It’s always nice to watch something like Fanny: The Right to Rock, a documentary that, for the most part, knows how to pace its storytelling. Within twenty minutes, it deals with the titular band’s beginnings with sisters June and Jean Millington as half-Filipina girls who dealt with racism through music. It competently mixes archive photos and contemporaneous interviews, as movies like these do, the latter contextualizing the former. The interviews reveal the competition between these women, as healthy as such competition can be. The band, after all, has two talented drummers both of them having more than one musical skill.
The interview segments also illuminate the importance of a trailblazing band telling their story for the first time and doing it right. This is specifically important for June and one of the drummers, Alice de Burh, who are lesbians and had a relationship at a time when free love didn’t allow for lesbians. It’s revelatory to understand the burden of constant racism and homophobia they experience from their industry. Sure, these women speak to the camera as if the questions feel like softball ones. But I can’t stress the importance of seeing a generation survive long standing prejudices.
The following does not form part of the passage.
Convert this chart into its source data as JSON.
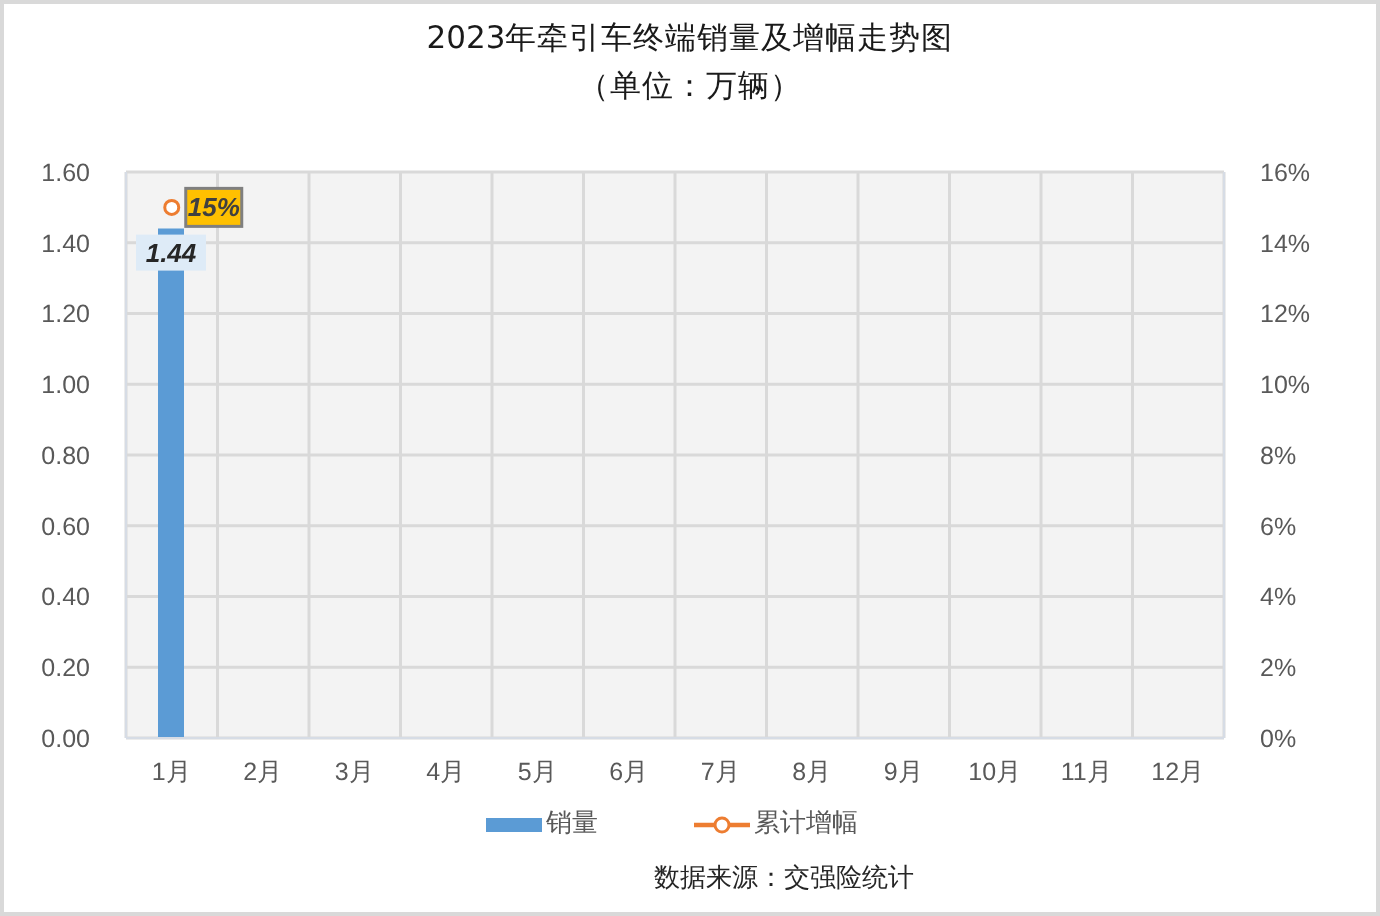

Those prejudices against Jean and the rest of the gang manifest in different ways, existing more as barriers now. The Millingtons, with Alice and Brie Darling reunited for a new album. But Jean’s stroke complicates the reunion tour that would have given them more revenue. The film tackles that hurdle in Jean’s already long and eventful life with much respect. There’s a realism to the film as it follows these women as the rally for their sister. And despite of what happened to them in the past, their sisterhood is an example to the future generations of female rock stars.